Along with lead prosecutor James Hammer, Guilfoyle showed in court that Knoller and Noel were criminally responsible for their dogs’ behavior, recounting how the dogs, in their few short months with Knoller and Noel, had attacked 30 people in all. It was also revealed during the trial that Knoller never thought to call 911.
Still, the judge stunned legal observers when Knoller was found guilty of second-degree murder and sentenced to 15 years to life for what authorities referred to as the first death-by-dog in the history of San Francisco. (Her sentence was later reduced to four years.) Meanwhile, Noel was similarly found guilty and sentenced to three years for involuntary manslaughter. Both served their years in state prison and were paroled.
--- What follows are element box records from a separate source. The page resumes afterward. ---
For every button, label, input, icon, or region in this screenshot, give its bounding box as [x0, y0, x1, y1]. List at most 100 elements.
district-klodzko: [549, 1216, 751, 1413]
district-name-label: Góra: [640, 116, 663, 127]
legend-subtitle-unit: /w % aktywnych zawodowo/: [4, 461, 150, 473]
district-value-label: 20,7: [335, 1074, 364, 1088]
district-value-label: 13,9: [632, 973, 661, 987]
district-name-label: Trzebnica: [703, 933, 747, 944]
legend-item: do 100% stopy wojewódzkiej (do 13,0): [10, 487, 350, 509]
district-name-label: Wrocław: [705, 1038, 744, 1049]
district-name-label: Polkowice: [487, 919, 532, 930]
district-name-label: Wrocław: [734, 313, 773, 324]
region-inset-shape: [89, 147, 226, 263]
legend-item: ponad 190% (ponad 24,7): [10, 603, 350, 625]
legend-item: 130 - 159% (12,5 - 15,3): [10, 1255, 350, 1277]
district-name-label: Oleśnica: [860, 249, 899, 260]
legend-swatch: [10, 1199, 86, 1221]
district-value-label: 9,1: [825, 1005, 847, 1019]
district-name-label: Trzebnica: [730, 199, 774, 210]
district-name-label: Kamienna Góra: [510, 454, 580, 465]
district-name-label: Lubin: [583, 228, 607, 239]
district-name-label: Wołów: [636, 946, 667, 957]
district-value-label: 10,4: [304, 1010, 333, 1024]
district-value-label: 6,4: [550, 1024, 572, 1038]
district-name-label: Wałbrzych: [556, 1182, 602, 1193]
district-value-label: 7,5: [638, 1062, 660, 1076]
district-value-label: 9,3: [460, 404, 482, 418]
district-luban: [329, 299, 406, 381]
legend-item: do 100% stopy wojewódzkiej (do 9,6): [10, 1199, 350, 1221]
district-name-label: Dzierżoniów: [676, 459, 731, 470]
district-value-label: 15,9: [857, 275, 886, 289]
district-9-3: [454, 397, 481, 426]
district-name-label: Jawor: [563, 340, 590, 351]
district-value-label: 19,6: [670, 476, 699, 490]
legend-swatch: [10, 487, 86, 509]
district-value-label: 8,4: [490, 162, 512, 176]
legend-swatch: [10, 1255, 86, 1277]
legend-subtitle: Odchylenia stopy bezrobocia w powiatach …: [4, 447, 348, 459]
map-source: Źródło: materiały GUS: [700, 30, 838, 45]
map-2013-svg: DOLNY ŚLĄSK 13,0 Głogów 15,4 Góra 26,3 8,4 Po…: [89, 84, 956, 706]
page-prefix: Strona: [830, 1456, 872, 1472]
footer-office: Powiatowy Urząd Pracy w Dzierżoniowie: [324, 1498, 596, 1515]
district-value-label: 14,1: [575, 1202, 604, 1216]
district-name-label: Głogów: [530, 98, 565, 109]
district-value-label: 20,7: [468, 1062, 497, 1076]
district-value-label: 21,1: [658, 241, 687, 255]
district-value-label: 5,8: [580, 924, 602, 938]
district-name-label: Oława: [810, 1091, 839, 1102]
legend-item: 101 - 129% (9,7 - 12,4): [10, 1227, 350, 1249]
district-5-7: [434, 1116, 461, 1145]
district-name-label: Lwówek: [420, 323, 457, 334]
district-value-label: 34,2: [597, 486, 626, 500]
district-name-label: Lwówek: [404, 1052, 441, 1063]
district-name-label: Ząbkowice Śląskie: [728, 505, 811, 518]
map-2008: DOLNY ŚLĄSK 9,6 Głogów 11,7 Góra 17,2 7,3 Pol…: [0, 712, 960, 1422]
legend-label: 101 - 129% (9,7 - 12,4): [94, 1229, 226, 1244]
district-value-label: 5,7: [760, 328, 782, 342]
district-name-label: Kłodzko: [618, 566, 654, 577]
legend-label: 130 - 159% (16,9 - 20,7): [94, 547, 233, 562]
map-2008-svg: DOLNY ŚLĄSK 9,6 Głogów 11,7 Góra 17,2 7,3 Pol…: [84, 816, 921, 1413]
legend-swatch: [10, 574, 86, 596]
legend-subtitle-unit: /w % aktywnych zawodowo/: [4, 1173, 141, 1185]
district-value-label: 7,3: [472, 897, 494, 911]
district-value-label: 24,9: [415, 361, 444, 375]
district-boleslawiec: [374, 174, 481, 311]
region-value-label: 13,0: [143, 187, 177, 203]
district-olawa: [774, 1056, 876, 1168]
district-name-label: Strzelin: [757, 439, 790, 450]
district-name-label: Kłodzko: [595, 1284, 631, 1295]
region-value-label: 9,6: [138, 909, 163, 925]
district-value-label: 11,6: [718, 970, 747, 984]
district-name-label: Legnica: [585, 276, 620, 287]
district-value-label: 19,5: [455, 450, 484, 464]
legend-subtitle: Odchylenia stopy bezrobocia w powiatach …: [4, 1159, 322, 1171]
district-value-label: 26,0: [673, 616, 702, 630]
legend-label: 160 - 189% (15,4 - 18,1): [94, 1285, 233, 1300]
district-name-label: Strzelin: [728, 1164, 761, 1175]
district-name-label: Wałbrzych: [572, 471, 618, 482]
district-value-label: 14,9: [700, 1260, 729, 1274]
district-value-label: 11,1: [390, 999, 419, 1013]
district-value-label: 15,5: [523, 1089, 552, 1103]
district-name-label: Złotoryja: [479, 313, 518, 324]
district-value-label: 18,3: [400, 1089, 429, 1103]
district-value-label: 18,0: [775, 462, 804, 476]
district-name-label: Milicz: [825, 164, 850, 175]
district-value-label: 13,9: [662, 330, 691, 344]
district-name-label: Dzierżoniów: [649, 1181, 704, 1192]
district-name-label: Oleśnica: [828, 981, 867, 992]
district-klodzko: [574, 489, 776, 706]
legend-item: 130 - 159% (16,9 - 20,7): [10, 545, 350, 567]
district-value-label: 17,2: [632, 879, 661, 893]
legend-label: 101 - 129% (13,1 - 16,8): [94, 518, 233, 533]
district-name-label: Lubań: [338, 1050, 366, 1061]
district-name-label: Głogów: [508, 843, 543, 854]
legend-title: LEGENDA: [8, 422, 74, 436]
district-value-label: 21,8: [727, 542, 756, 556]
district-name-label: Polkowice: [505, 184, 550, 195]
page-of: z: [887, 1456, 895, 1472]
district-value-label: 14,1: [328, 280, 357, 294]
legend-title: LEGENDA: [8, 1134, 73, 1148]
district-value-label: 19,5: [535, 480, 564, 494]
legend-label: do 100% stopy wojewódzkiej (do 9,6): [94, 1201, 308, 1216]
However, after being paroled, during Knoller’s probation hearing in 2008, San Francisco Superior Court Judge Charlotte Woolard opted to reinstate the jury’s original verdict of 15 years to life. At that trial, Sharon Smith, who was Diane Whipple’s partner, said that she felt justice had finally been granted. It had been seven years since Whipple’s death.
But Knoller and Noel weren’t done fighting the laws — whether civil or natural. In 2015, Knoller was once again back before a judge hoping to appeal her conviction. Once again, she lost. Then, last year, she was denied a final appeal of her life sentence, which presumably ends her legal fight, and guarantees that she’ll serve out her time for the heinous death of Diane Whipple. (Noel died in 2018, on his 77th birthday.)
As Schneider sat in lock-up and looked back over the events of the dog-mauling case that centered on Bane — the dog he’d first imagined buying as he sat in his prison cell and flipped through the pages of Dog Fancy, and who he was able to afford due to his payout from successfully suing the prison system — he had only this to say, “For once, I try to do something good, and look what happens. Ain’t that buzzard luck.”